Salah satu fitur yang menarik perhatian adalah Air Terjun Sidoharjo. Terletak di kawasan Perbukitan Menoreh, air terjun ini memiliki ketinggian sekitar 75 meter dan menjadi salah satu daya tarik wisata alam di Kalurahan Sidoharjo, Samigaluh. Kondisi perbukitan dan lingkungan yang masih alami menjadi bagian penting dari pengalaman wisata di kawasan tersebut.
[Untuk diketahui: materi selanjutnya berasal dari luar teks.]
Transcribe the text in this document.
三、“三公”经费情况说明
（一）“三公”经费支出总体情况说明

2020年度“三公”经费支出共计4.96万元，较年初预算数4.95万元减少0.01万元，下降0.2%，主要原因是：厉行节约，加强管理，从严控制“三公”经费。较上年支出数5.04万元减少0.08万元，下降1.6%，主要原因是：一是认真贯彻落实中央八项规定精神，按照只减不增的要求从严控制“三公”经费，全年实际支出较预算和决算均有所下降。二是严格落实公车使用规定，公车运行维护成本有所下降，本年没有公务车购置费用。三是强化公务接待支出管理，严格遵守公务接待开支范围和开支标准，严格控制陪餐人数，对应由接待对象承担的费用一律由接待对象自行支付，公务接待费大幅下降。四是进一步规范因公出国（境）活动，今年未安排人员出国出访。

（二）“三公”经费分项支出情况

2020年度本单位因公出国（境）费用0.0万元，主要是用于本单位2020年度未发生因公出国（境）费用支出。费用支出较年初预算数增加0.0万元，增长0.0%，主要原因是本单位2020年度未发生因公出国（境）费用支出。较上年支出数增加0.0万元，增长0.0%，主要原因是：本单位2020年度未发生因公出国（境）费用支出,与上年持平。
Keberadaannya merupakan bagian dari suatu bentang alam yang terbentuk melalui interaksi antara kondisi batuan, proses struktur, dan erosi yang terjadi. Berkembangnya perbukitan di daerah Kulon Progo dimanfaatkan oleh warga sekitar dalam pengembangan Paralayang Giri Sembung. Berada di wilayah Banjarasri, Kalibawang, Paralayang Giri Sembung memanfaatkan kondisi topografi dan panorama kawasan perbukitan sebagai daya tarik wisata. Keberadaan destinasi ini memperlihatkan bahwa bentang alam tidak hanya memberikan objek untuk diamati, tetapi juga dapat menyediakan ruang bagi aktivitas wisata yang memanfaatkan kondisi medan dan lanskap.
Formasi yang membentuk perbukitan tinggi berupa aliran piroklastik merupakan bagian dari Formasi Andesit Tua, dipenuhi breksi andesit, lapilli tuff, dan lava andesit. Munculnya batupasir, konglomerat, dan batugamping menjadi penciri formasi kedua yang berkembang di daerah area saya yakni Formasi Jonggrangan. Formasi Jonggrangan banyak dijumpai pada puncak perbukitan berkembang di atas tubuh vulkanik. Dampak dari batugamping ini dapat ditemukan pada Goa Sriti. Kajian mengenai geoheritage Kulon Progo mencatat Goa Sriti sebagai salah satu geosite yang memiliki nilai geologi dan dapat dikembangkan untuk kegiatan edukasi.
Dari sudut pandang pemetaan geologi, ketiga objek tersebut dapat menjadi contoh bahwa data geologi memiliki manfaat yang lebih luas daripada sekadar mengetahui persebaran batuan. Pemetaan membantu mengenali hubungan antara batuan, bentuklahan, struktur, dan proses geomorfologi. Pengetahuan tersebut dapat menjadi informasi awal dalam memahami mengapa suatu wilayah memiliki karakter wisata tertentu. Pemahaman mengenai kondisi geologi dan bentang alam dapat membantu masyarakat maupun pengelola mengenali karakter kawasan yang perlu dijaga. Hal ini menjadi penting karena daya tarik wisata alam pada dasarnya bergantung pada keberlangsungan kondisi lingkungan yang menjadi sumber daya utamanya.
Hubungan tersebut dapat dikaitkan dengan Sustainable Development Goals (SDGs). SDG 8: Decent Work and Economic Growth, terutama melalui pengembangan kegiatan wisata yang dapat membuka peluang ekonomi masyarakat lokal. Wisata berbasis alam dapat menjadi salah satu cara untuk menghubungkan potensi wilayah dengan aktivitas ekonomi tanpa menghilangkan karakter lokalnya.
SDG 11: Sustainable Cities and Communities juga relevan karena pengelolaan kawasan wisata membutuhkan pemahaman terhadap karakter wilayah serta upaya menciptakan kawasan yang aman, tangguh, dan berkelanjutan. Data pemetaan geologi dapat menjadi salah satu informasi dasar untuk memahami kondisi fisik suatu wilayah sebelum pemanfaatan dan pengembangan dilakukan.